If the commission had adopted as a base the company's recommended value of $175,374 and deducted the two items not legitimately contained therein, the allowable recommended rate base of the company could have been approximately $156,980, and the annual earnings of $9,577 would have given the company slightly in excess of six percent return on its own figures, reduced by legitimate deductions.

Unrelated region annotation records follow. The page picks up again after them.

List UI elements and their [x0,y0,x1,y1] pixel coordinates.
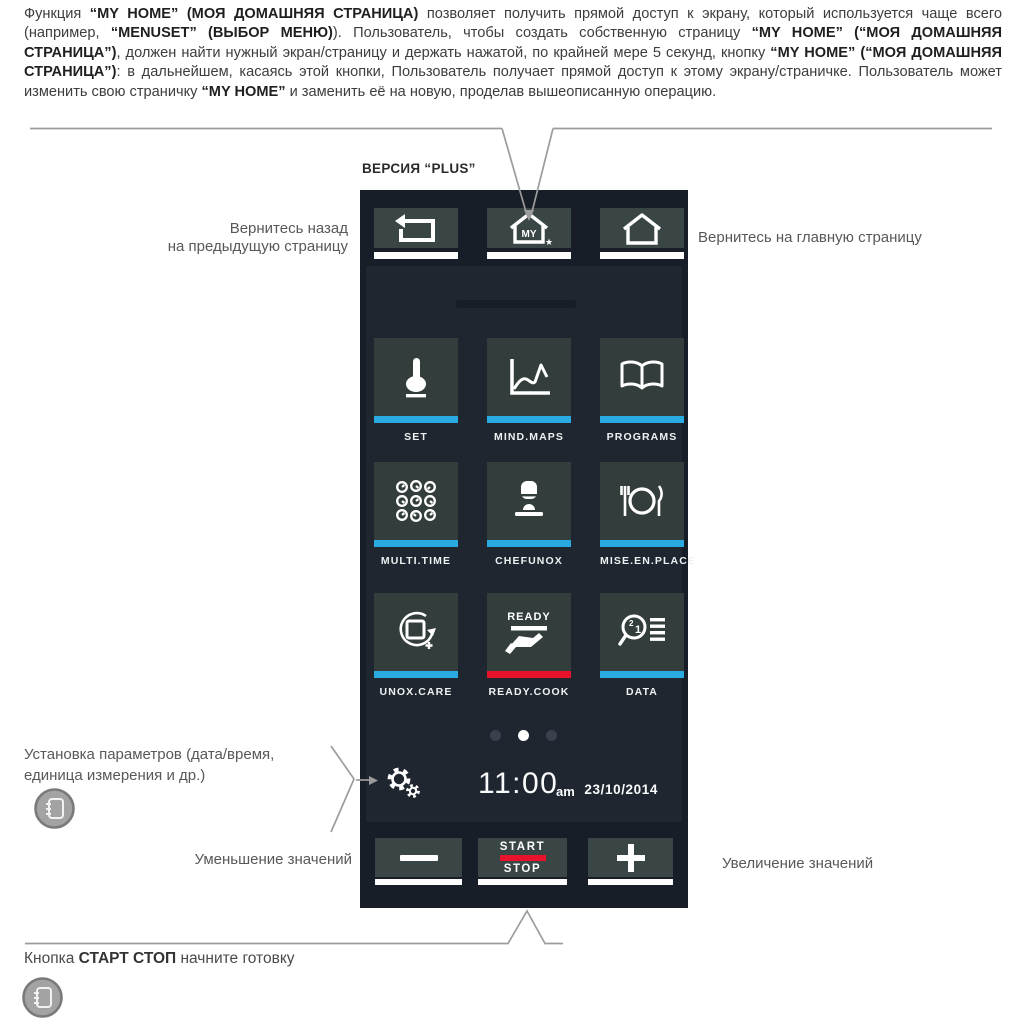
tile-unox-care[interactable] [374,593,458,698]
start-stop-button[interactable] [478,838,567,877]
annotation-back-line2: на предыдущую страницу [167,237,348,255]
annotation-increase: Увеличение значений [722,855,874,872]
tile-accent-bar [374,671,458,678]
manual-booklet-icon [33,787,76,830]
start-stop-button-underline [478,879,567,885]
tile-label: MIND.MAPS [494,431,564,443]
page-dot [546,730,557,741]
svg-text:2: 2 [629,619,634,628]
tile-label: UNOX.CARE [379,686,453,698]
tile-accent-bar [600,671,684,678]
home-icon [614,210,670,246]
page-indicator [490,730,557,741]
ready-hand-icon [503,608,555,656]
tile-chefunox[interactable] [487,462,571,567]
minus-icon [400,855,438,861]
page-dot-active [518,730,529,741]
back-arrow-icon [391,212,441,244]
back-button-underline [374,252,458,259]
manual-booklet-icon [21,976,64,1019]
annotation-decrease: Уменьшение значений [194,851,352,868]
svg-text:MY: MY [521,229,537,240]
my-home-button[interactable] [487,208,571,248]
annotation-back-line1: Вернитесь назад [229,220,348,237]
tile-label: MISE.EN.PLACE [600,555,696,567]
plate-cutlery-icon [618,482,666,520]
tile-accent-bar [487,540,571,547]
tile-ready-cook[interactable] [487,593,571,698]
tile-multi-time[interactable] [374,462,458,567]
touch-hand-icon [394,354,438,400]
multi-clock-icon [393,478,439,524]
tile-label: SET [404,431,428,443]
chef-icon [509,479,549,523]
search-data-icon [617,610,667,654]
clock-date: 23/10/2014 [584,782,658,797]
annotation-settings-line2: единица измерения и др.) [24,766,206,784]
tile-label: MULTI.TIME [380,555,452,567]
tile-label: PROGRAMS [606,431,678,443]
plus-button-underline [588,879,673,885]
line-chart-icon [506,355,552,399]
plus-icon [615,842,647,874]
tile-data[interactable] [600,593,684,698]
tile-label: DATA [625,686,658,698]
annotation-settings [24,745,274,786]
start-stop-caption: Кнопка СТАРТ СТОП начните готовку [24,950,295,967]
tile-accent-bar [487,416,571,423]
star-icon: ★ [545,237,554,246]
svg-text:1: 1 [635,624,642,636]
open-book-icon [618,359,666,395]
stop-label: STOP [503,862,542,875]
my-home-icon [501,210,557,246]
tile-accent-bar [600,540,684,547]
tile-set[interactable] [374,338,458,443]
my-home-button-underline [487,252,571,259]
version-label: ВЕРСИЯ “PLUS” [362,161,476,176]
annotation-back [100,220,348,255]
tile-accent-bar [374,540,458,547]
annotation-home: Вернитесь на главную страницу [698,229,922,246]
ghost-text [456,300,576,308]
start-stop-red-bar [500,855,546,861]
tile-accent-bar [487,671,571,678]
minus-button[interactable] [375,838,462,877]
tile-accent-bar [600,416,684,423]
start-label: START [499,840,546,853]
tile-mise-en-place[interactable] [600,462,696,567]
svg-text:READY: READY [507,611,551,623]
home-button-underline [600,252,684,259]
page-dot [490,730,501,741]
intro-paragraph: Функция “MY HOME” (МОЯ ДОМАШНЯЯ СТРАНИЦА) позволяет получить прямой доступ к экрану, который используется чаще всего (например, “MENUSET” (ВЫБОР МЕНЮ)). Пользователь, чтобы создать собственную страницу “MY HOME” (“МОЯ ДОМАШНЯЯ СТРАНИЦА”), должен найти нужный экран/страницу и держать нажатой, по крайней мере 5 секунд, кнопку “MY HOME” (“МОЯ ДОМАШНЯЯ СТРАНИЦА”): в дальнейшем, касаясь этой кнопки, Пользователь получает прямой доступ к этому экрану/страничке. Пользователь может изменить свою страничку “MY HOME” и заменить её на новую, проделав вышеописанную операцию. [24,6,1003,100]
tile-accent-bar [374,416,458,423]
clock-time: 11:00 [478,767,559,800]
tile-programs[interactable] [600,338,684,443]
minus-button-underline [375,879,462,885]
annotation-settings-line1: Установка параметров (дата/время, [24,746,275,763]
tile-mind-maps[interactable] [487,338,571,443]
back-button[interactable] [374,208,458,248]
tile-label: CHEFUNOX [495,555,563,567]
tile-label: READY.COOK [488,686,570,698]
home-button[interactable] [600,208,684,248]
oven-touchscreen [360,190,696,908]
care-refresh-icon [393,609,439,655]
clock-meridiem: am [556,784,575,799]
settings-gear-icon[interactable] [382,764,428,800]
plus-button[interactable] [588,838,673,877]
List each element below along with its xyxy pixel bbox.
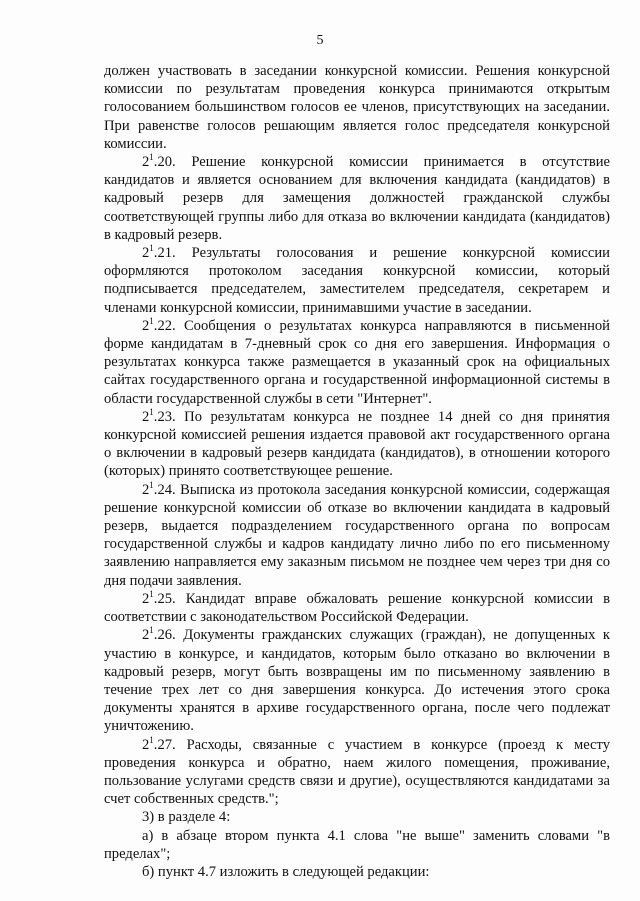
paragraph-text: должен участвовать в заседании конкурсной комиссии. Решения конкурсной комиссии по результатам проведения конкурса принимаются открытым голосованием большинством голосов ее членов, присутствующих на заседании. При равенстве голосов решающим является голос председателя конкурсной комиссии. [104, 63, 610, 152]
clause-2-1-22 [104, 317, 610, 408]
clause-2-1-21 [104, 244, 610, 317]
item-section-4 [104, 808, 610, 826]
clause-2-1-20 [104, 153, 610, 244]
paragraph-text: Кандидат вправе обжаловать решение конкурсной комиссии в соответствии с законодательством Российской Федерации. [104, 590, 610, 626]
clause-number: $2^1.24$. [142, 479, 176, 498]
paragraph-text: Расходы, связанные с участием в конкурсе (проезд к месту проведения конкурса и обратно, наем жилого помещения, проживание, пользование услугами средств связи и другие), осуществляются кандидатами за счет собственных средств."; [104, 736, 610, 808]
paragraph-text: а) в абзаце втором пункта 4.1 слова "не выше" заменить словами "в пределах"; [104, 827, 610, 862]
paragraph-text: 3) в разделе 4: [142, 809, 231, 826]
paragraph-text: Сообщения о результатах конкурса направляются в письменной форме кандидатам в 7-дневный срок со дня его завершения. Информация о результатах конкурса также размещается в указанный срок на официальных сайтах государственного органа и государственной информационной системы в области государственной службы в сети "Интернет". [104, 317, 610, 407]
document-body [104, 62, 610, 881]
item-b [104, 863, 610, 881]
clause-2-1-25 [104, 590, 610, 626]
paragraph-continuation [104, 62, 610, 153]
clause-2-1-23 [104, 408, 610, 481]
clause-number: $2^1.21$. [142, 243, 176, 262]
paragraph-text: Результаты голосования и решение конкурсной комиссии оформляются протоколом заседания конкурсной комиссии, который подписывается председателем, заместителем председателя, секретарем и членами конкурсной комиссии, принимавшими участие в заседании. [104, 245, 610, 316]
clause-number: $2^1.22$. [142, 315, 176, 334]
paragraph-text: б) пункт 4.7 изложить в следующей редакции: [142, 863, 430, 880]
clause-number: $2^1.23$. [142, 406, 176, 425]
clause-2-1-26 [104, 626, 610, 735]
clause-number: $2^1.27$. [142, 734, 176, 753]
clause-2-1-24 [104, 481, 610, 590]
clause-2-1-27 [104, 736, 610, 809]
paragraph-text: Решение конкурсной комиссии принимается в отсутствие кандидатов и является основанием для включения кандидата (кандидатов) в кадровый резерв для замещения должностей гражданской службы соответствующей группы либо для отказа во включении кандидата (кандидатов) в кадровый резерв. [104, 154, 610, 243]
paragraph-text: Документы гражданских служащих (граждан), не допущенных к участию в конкурсе, и кандидатов, которым было отказано во включении в кадровый резерв, могут быть возвращены им по письменному заявлению в течение трех лет со дня завершения конкурса. До истечения этого срока документы хранятся в архиве государственного органа, после чего подлежат уничтожению. [104, 627, 610, 735]
clause-number: $2^1.25$. [142, 588, 176, 607]
page-number: 5 [316, 33, 324, 48]
paragraph-text: По результатам конкурса не позднее 14 дней со дня принятия конкурсной комиссией решения издается правовой акт государственного органа о включении в кадровый резерв кандидата (кандидатов), в отношении которого (которых) принято соответствующее решение. [104, 408, 610, 480]
paragraph-text: Выписка из протокола заседания конкурсной комиссии, содержащая решение конкурсной комиссии об отказе во включении кандидата в кадровый резерв, выдается подразделением государственного органа по вопросам государственной службы и кадров кандидату лично либо по его письменному заявлению направляется ему заказным письмом не позднее чем через три дня со дня подачи заявления. [104, 481, 610, 589]
clause-number: $2^1.26$. [142, 625, 176, 644]
clause-number: $2^1.20$. [142, 152, 176, 171]
item-a [104, 827, 610, 863]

The company contends the commission in arriving at just and reasonable rates first determined what the company should be allowed to earn in order to maintain a sound financial position, attract necessary additions to capital and pay a fair return on common equity; and second, having thus established the amount the company should be allowed to earn for such purposes, it proceeded to adjust the rate of return to any rate base. If this be true, it would be an illegal method of establishing a rate base. The standard for establishing a rate base must be the fair value of the property and not what the commission might believe was a fair rate of return on common equity. It is true that the amount the company is allowed to earn at 7.01 percent on the established rate base is approximately the amount required to pay 7.5 percent on common equity. This fact and the fact the commission contends that it was not required to give weight to the factor of reproduction cost would warrant the inference that, possibly, this contention of the company is correct. We do not feel warranted, however, in condemning the commission's order on inference when the face of the order indicates otherwise.

Counsel for the company in their brief say that it is not known by what formula the commission reached the rate base. In the trial court counsel said this figure was reached by taking the historical cost less depreciation plus six or seven thousand dollars as an adjustment for reproduction costs. This adjustment was actually approximately $9,600.

We are unable to say and the trial court cannot be allowed to say that the commission's finding of fair value is without substantial support in the evidence or arbitrary. The judgment must be reversed, and it is so ordered.